Going beyond applying some extra points to the customer’s account, the agent also sent flowers to the customer encouraging her to use the points to “Go on vacation. Take so many pictures of yourself all happy and post them all over that Instagram!”
Posting the flowers on Instagram, the customer eagerly and emotionally talked about how this brought happiness to her at a time where it was hard to find.
The individual customer experienced proactive customer service, but the overall program impacts a wide community of customers. The agent was able to deliver an individual experience because Capital One established a formal program inside the company to bring this to a diverse set of customers and experiences.
The agent could begin the Surprise & Delight process and know that the idea would be successfully delivered to the customer. By understanding the customer community and the broad opportunity available, Capital One could enhance the lives of individual customers.
6. Train your team to be proactive
Do you already trust your team to be proactive, identify trends, and think multiple steps ahead? If not, you’ll need to invest in training a team of proactive agents. Consider training your team with “next issue avoidance” thinking.
Gregory Ciotti suggests asking agents to reach beyond the customer’s immediate questions to help them reach an ultimate goal:
View a conversation through an outcome-focused lens — what are customers really trying to do? What are their next steps after this resolution? Can you help them before they ask? Can you remove roadblocks before they reach them?
If you don’t understand where your customers become frustrated, you won’t be able to prevent their frustration. Uncovering those moments of opportunity is a key step in delivering proactive customer service.

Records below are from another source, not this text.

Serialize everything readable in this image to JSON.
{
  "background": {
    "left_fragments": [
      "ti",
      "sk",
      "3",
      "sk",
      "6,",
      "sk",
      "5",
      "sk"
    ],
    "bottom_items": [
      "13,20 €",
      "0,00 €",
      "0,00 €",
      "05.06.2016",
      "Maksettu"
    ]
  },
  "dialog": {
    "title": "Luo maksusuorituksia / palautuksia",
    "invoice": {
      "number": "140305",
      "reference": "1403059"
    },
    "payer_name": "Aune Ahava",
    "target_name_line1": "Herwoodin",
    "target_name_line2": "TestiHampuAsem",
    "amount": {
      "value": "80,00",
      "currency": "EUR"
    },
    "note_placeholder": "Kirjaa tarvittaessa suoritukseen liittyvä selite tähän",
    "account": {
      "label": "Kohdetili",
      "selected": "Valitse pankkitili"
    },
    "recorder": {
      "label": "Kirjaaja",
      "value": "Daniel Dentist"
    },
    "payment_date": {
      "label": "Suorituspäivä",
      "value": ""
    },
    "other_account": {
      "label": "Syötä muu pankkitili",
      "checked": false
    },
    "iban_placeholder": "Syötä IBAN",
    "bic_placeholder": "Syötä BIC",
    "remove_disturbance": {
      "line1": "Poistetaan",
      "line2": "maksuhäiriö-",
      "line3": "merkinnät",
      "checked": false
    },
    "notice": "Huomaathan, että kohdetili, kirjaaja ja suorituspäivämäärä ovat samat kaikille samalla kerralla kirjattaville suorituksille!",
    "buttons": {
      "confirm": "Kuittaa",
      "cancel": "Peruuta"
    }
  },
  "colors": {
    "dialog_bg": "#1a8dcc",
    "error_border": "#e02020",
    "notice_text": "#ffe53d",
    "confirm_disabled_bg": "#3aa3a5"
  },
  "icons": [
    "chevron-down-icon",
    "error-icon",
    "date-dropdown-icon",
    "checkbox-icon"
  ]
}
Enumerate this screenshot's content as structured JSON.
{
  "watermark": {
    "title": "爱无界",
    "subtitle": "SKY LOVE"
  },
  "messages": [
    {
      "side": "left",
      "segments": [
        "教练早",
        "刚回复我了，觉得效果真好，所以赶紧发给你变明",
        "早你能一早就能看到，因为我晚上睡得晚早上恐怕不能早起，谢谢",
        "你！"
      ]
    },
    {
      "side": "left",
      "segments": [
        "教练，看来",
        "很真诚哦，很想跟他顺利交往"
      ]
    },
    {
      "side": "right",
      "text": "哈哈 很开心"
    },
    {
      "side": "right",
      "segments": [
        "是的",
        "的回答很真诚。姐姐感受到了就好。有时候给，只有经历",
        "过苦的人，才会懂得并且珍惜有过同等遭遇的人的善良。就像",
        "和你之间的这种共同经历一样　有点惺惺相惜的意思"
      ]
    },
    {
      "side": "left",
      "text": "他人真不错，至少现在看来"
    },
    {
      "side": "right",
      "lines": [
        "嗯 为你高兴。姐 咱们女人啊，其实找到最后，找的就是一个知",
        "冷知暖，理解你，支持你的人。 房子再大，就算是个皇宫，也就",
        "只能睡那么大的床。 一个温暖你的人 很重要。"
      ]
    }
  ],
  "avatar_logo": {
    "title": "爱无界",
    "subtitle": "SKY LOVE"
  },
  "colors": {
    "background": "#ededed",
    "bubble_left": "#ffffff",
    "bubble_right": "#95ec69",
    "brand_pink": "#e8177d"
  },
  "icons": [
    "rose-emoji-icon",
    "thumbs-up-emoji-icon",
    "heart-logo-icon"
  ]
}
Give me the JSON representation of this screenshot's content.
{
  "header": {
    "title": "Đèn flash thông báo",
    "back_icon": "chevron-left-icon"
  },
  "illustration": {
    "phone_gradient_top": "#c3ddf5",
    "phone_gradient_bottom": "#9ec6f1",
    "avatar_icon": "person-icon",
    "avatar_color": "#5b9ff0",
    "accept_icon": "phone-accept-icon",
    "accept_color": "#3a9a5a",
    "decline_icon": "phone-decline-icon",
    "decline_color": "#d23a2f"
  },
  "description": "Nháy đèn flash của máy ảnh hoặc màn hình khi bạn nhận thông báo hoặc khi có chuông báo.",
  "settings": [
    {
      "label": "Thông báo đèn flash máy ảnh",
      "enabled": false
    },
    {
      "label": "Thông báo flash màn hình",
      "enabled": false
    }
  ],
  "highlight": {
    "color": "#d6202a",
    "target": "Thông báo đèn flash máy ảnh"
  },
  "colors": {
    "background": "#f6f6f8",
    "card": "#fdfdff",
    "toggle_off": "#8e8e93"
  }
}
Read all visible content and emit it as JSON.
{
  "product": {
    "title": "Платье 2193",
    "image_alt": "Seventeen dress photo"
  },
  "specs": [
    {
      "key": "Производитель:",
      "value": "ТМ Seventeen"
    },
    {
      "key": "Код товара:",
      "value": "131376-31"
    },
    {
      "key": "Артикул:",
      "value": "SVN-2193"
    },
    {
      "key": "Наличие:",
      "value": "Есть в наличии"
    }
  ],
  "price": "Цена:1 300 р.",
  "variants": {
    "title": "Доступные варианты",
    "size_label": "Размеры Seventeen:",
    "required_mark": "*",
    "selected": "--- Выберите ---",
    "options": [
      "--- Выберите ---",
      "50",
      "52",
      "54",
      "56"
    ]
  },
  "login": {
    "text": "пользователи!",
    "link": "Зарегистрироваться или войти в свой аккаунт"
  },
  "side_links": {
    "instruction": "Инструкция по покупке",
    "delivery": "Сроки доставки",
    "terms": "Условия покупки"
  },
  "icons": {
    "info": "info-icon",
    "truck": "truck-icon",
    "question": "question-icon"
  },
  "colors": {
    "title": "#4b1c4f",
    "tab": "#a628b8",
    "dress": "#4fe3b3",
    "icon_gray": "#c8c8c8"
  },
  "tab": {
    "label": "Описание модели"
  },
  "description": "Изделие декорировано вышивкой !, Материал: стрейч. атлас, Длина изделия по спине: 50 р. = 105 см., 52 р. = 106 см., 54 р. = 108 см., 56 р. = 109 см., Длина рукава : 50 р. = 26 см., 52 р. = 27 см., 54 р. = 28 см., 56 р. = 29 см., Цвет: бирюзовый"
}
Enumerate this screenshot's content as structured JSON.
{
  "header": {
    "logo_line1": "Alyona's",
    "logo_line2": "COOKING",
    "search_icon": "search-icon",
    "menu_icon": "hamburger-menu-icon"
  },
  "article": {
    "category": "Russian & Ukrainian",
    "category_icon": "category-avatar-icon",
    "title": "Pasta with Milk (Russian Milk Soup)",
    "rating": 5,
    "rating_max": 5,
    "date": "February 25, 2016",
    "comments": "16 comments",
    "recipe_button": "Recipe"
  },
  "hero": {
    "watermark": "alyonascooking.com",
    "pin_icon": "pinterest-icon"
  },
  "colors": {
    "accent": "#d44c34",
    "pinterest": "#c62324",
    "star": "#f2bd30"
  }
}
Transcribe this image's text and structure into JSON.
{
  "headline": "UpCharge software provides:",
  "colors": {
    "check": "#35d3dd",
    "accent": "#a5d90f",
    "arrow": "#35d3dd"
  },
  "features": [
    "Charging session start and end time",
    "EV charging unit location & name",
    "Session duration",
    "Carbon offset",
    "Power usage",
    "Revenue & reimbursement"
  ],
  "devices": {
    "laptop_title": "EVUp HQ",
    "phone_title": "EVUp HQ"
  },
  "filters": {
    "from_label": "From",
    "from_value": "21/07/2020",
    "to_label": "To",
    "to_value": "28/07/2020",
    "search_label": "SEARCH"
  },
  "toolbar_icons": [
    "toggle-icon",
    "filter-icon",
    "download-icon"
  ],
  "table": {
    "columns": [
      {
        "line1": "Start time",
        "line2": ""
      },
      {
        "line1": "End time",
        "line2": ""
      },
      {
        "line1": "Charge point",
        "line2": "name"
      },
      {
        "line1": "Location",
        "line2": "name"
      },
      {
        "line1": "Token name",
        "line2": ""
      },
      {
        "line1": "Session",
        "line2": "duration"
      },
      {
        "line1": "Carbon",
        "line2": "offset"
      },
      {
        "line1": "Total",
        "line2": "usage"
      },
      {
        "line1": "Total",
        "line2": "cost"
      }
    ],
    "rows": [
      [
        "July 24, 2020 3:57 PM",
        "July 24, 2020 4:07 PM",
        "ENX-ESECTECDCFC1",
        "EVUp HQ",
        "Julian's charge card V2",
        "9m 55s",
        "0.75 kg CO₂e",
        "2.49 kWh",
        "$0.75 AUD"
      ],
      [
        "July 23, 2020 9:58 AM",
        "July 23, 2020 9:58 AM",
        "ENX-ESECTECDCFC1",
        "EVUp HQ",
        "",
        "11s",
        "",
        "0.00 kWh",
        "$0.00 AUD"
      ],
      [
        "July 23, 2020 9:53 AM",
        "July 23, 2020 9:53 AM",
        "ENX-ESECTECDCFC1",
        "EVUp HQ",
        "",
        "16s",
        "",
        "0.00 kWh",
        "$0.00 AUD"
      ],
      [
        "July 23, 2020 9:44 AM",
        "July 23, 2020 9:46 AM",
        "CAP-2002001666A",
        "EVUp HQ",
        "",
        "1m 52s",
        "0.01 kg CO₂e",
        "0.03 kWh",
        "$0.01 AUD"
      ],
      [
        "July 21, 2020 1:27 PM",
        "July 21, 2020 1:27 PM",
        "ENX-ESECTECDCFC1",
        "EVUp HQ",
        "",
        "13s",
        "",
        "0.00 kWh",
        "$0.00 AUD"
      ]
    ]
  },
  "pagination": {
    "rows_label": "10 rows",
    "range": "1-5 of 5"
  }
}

7. Build operational discipline
Success starts from deciding to complete the actions described above. Success sustains from creating a disciplined, operational approach to the actions described above.
Too often, phrases like process, operational excellence, or operations are taboo in the customer experience world. The reality is that it takes both an outside-in view of the customer and the inside-out view of company process and operations to create proactive customer service for every customer, every time.
Without a customer view, the service provided won’t be what the customer seeks or desires. Without the operational discipline, proactive customer service delivery requires a unique moment or employee interest — but isn’t sustainable or scalable.
Make sure when you design your proactive customer service experience that you consider operational reality. The best way to do this is to talk to those who deliver or experience that reality: your front-line support and your customers.
The best experiences are co-designed with your front-line and customers as they probably know more than you do. Get out of the conference room and into the places where your front-line and customers reside.
8. Lean into user education
Educating users upfront will always be more impactful than solving their problems later on. Investing in creating helpful content is key to offering proactive support.
Customers have also come to expect self-service as an option. Microsoft’s Global State of Multichannel Customer Service Report found that more than 90% of consumers expect a business to offer self-service or a frequently asked questions page.
User education content can also take the form of webinars, emails, or other types of content. You Need a Budget (YNAB) offers free workshops as a big part of their user education program.
These webinars help new users get the most out of their YNAB subscription and help reduce the load on YNAB’s support team. They specifically designed these webinars to answer the most frequently asked questions from new users.
One step further
Go one step further to unlock excitement, efficiency, and value for your company.
Bring humanity to your customer service, and you’ll be on the path to proactive customer service. Keep a focus on restoring relationships, understanding that reactive and proactive customer service enhance each other.
Ensure you know your customers to drive an understanding of the individual customer and your community of customers. Build your proactive customer service strategy with an eye to the operational reality it creates.
Do this and you’ll create the ideal customer experience your customers desire.
Sarah Chambers, a customer service consultant and the founder of Supported Content, also contributed to this article.